In written answers to questions from BCA, Andreea Moyes, global aviation sustainability director at AirBP, said that the company is “set up for book-and-claim sales in France, Germany, Spain, Switzerland, UK and the U.S.,” but did not provide any further details. A senior staffer at one international FBO chain has previously told BCA that, while book-and-claim is in place in the U.S., implementing a similar solution for Europe is a work in progress, and that any such solution would “not just [be] a cut-and-paste of what we have in the U.S. market.”
In July 2022, the European Parliament voted to amend the text of its ReFuelEU Aviation initiative, which, when implemented, will include some language allowing for the use of book-and-claim procedures, particularly at “minor or logistically constrained airports.” These appear to be time-limited to 10 years from the adoption. After that period, “all Union airports covered by this regulation should be supplied with uniform minimum shares of sustainable aviation fuels,” the proposed regulation says. This puts a tighter time frame on fuel providers as to when they will have to be able to supply SAF to every airport in the EU.
“Given the current supply points and levels of demand, delivering SAF to some locations is relatively expensive, and long supply chains also create avoidable carbon emissions,” AirBP’s Moyes says. “The purchase of SAF through a book-and-claim solution is an alternative, which is particularly relevant to the general aviation market where volumes are smaller and are purchased over a wide number of locations.”

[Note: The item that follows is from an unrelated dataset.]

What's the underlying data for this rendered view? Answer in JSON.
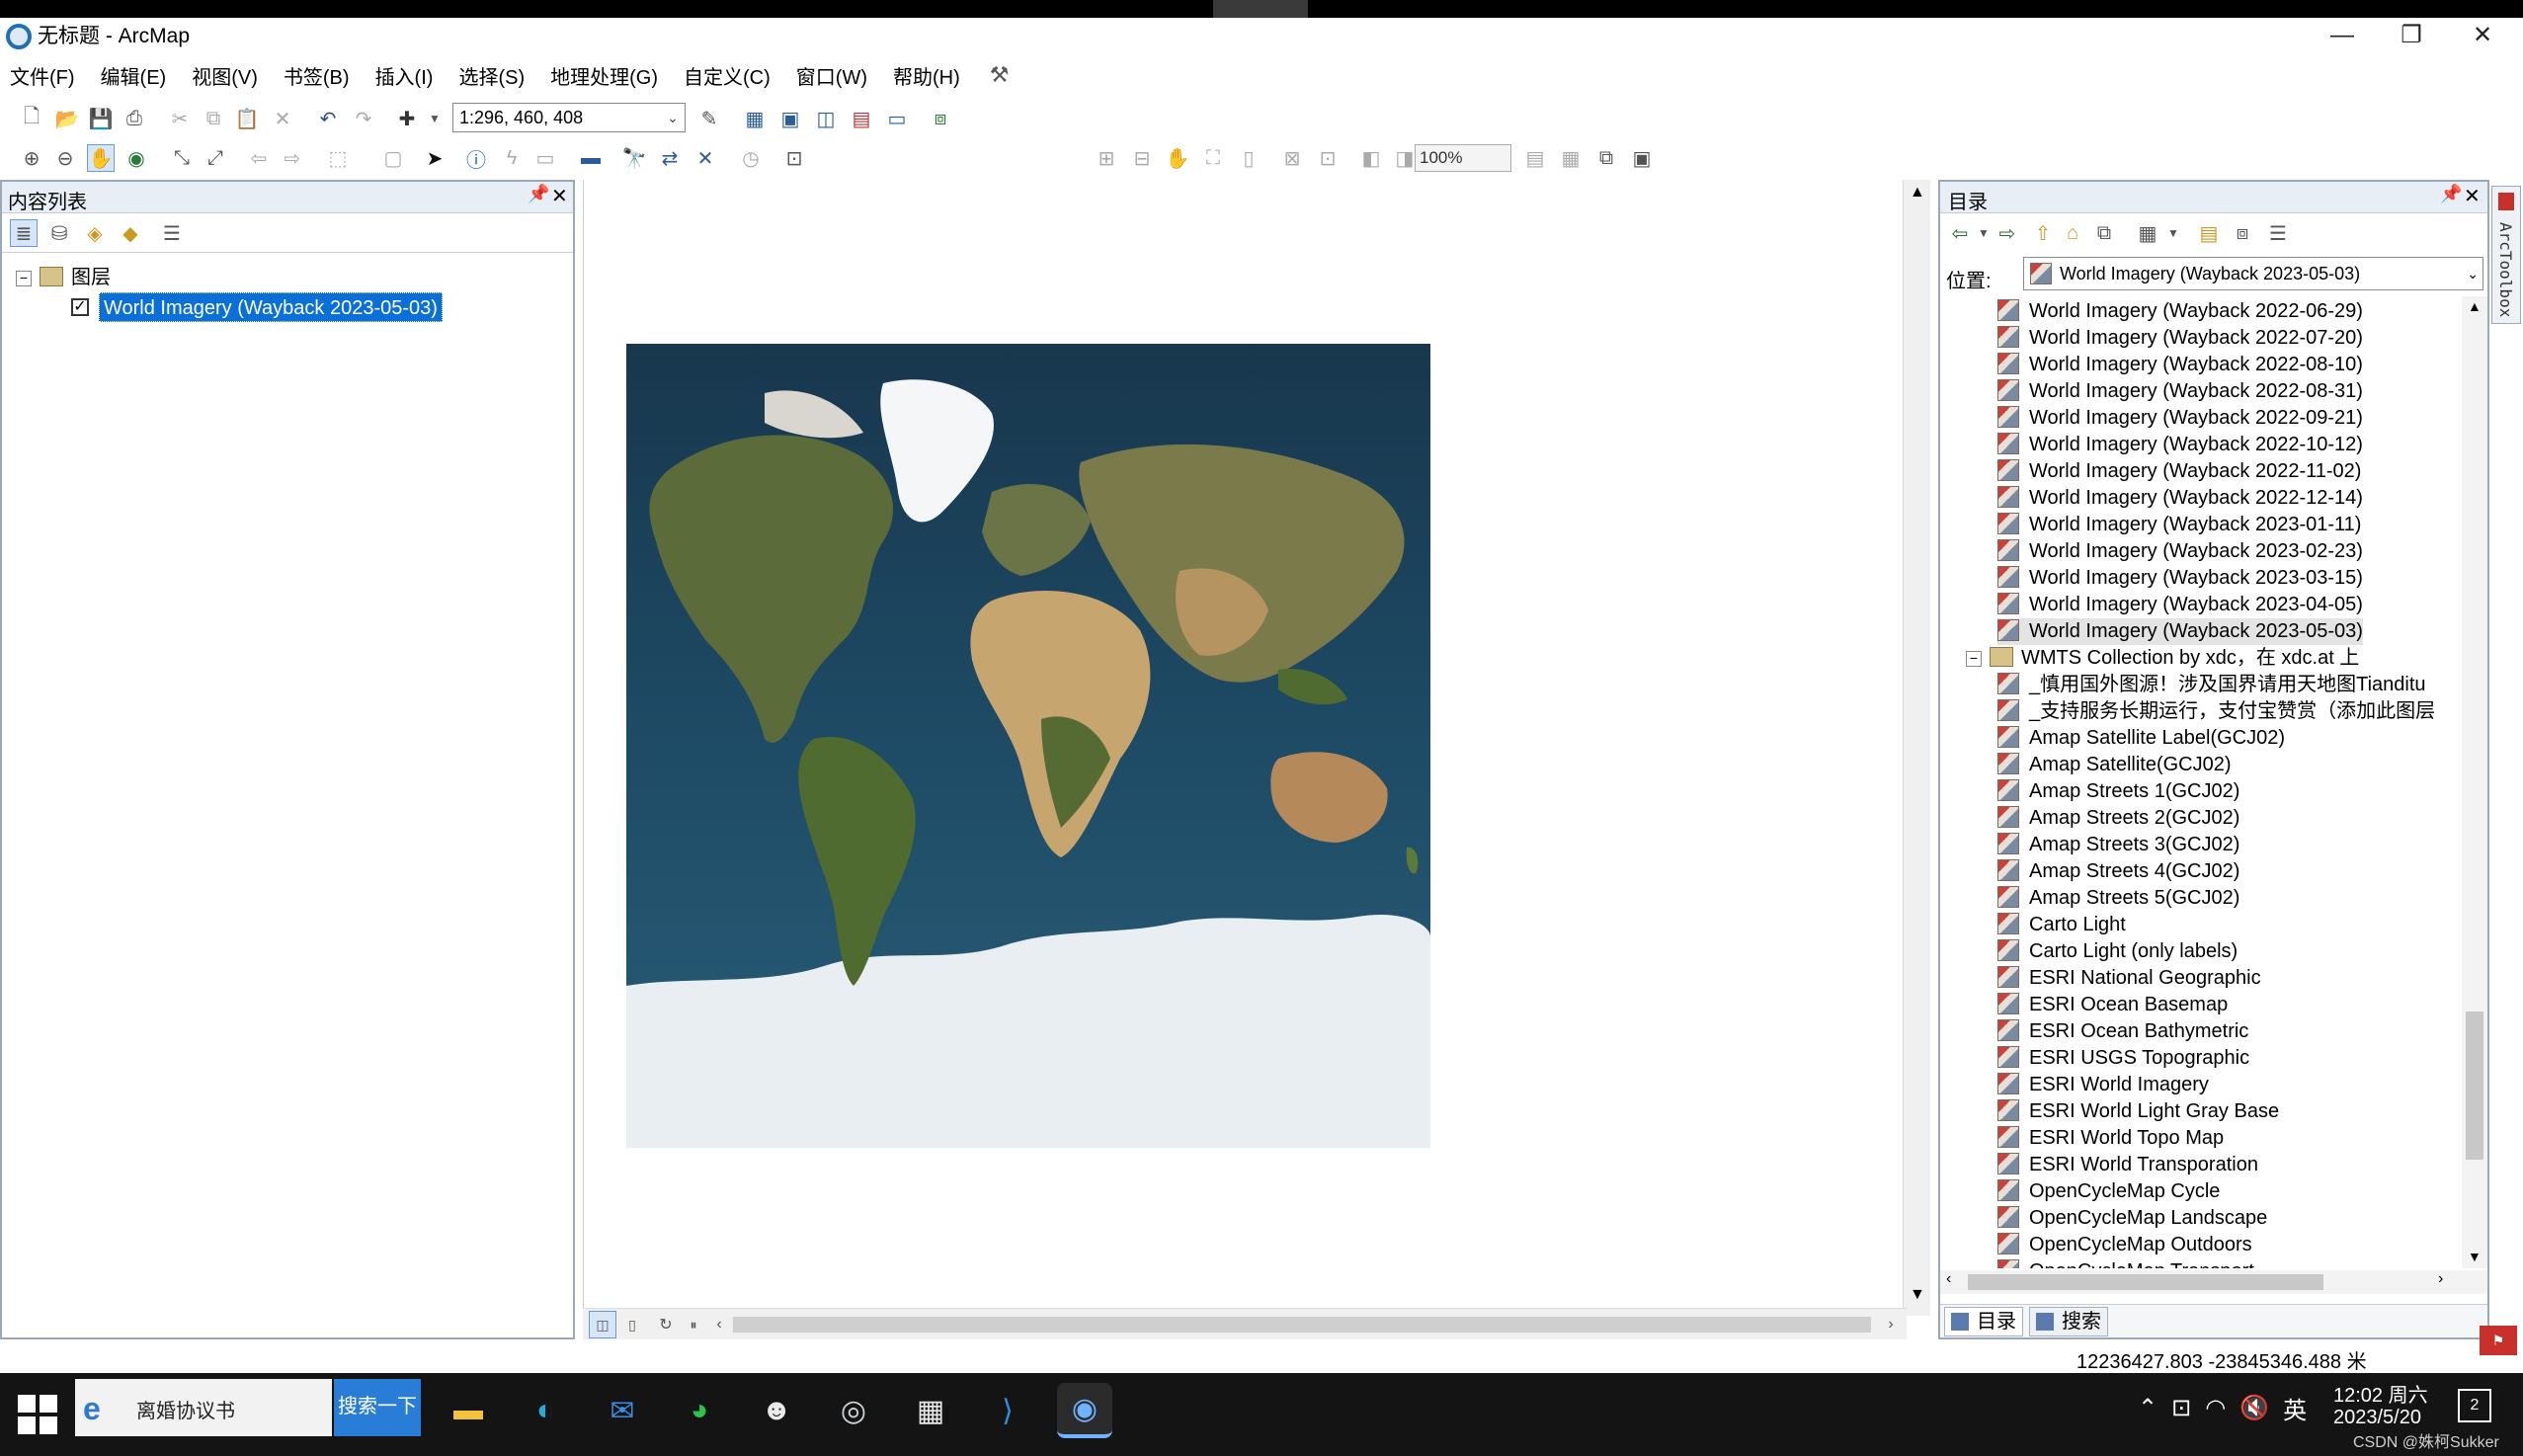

In the longer term, the company is working to increase its SAF production capacity through measures such as co-producing SAF at traditional sites alongside fossil-derived fuels. Moyes notes that its Castellon refinery in Spain made its first sale of co-produced SAF in March, while in 2022 the company’s plant at Lingen, Germany, co-produced SAF from waste and residues. Five biofuel projects the company is working on are expected to help the company raise its biofuels production to 100,000 bbl. (about 160 million liters) per day by 2030.
—A freelance journalist based in the UK, Angus Batey has been a frequent contributor to the Aviation Week group since 2009.